Bamidbar 22:2
“וַיַּרְא בָּלָק, בֶּן-צִפּוֹר, אֵת כָּל-אֲשֶׁר-עָשָׂה יִשְׂרָאֵל, לָאֱמֹרִי”
“Balak ben Tsipor, Yisrael’in Emori’ye tüm yaptıklarını gördü…”
Zoar, Balak’ın, bilgeliğin gözleriyle gördüğünü açıklar. Büyük bir büyücüydü ve casusluk yapmak için istediği yerlere kuş gönderirdi.
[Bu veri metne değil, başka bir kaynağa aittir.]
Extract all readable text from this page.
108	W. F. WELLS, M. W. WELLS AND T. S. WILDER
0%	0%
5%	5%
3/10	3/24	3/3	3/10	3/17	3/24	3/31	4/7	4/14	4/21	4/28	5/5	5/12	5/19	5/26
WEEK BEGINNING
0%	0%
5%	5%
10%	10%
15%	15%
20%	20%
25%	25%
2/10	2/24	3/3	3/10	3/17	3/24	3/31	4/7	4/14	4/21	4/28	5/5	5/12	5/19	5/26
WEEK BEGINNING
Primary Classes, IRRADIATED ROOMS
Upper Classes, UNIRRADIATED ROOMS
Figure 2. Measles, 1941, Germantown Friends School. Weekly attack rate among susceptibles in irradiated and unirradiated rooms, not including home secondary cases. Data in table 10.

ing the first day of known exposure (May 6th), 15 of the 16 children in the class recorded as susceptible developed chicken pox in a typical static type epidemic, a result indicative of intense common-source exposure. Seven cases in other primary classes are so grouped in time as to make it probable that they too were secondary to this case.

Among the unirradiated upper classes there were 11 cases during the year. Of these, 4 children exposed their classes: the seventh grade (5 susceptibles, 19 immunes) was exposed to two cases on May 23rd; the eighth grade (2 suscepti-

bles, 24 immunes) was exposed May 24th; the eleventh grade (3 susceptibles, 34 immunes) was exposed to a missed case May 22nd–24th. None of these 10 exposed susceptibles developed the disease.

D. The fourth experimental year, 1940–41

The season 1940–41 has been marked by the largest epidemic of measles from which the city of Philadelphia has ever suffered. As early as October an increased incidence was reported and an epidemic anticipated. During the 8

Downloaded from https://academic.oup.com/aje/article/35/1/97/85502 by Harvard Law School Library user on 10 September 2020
Kuş geri döner ve gidip gördüğü yerlerinde neler olup bittiğini ona açıklardı. Bir gün kuş geç geldi ve kanatlarında yanık işaretleri vardı. Balak, kuşların onu üst düzeylerin sırlarına bağlama yeteneklerini kaybettiğini gördü. Bunun sebebinin İsraillilerden geldiğini anlamıştı ve bunun üzerine korkmuştu.
Bamidbar 22:3
“וַיָּגָר מוֹאָב מִפְּנֵי הָעָם, מְאֹד–כִּי רַב-הוּא; וַיָּקָץ מוֹאָב, מִפְּנֵי בְּנֵי יִשְׂרָאֵל”
“Moav, halk nedeniyle son derece korkmuştu, zira [Yisrael ulusu] kalabalıktı. Moav, Bene-Yisrael yüzünden karamsarlığa kapılmıştı.”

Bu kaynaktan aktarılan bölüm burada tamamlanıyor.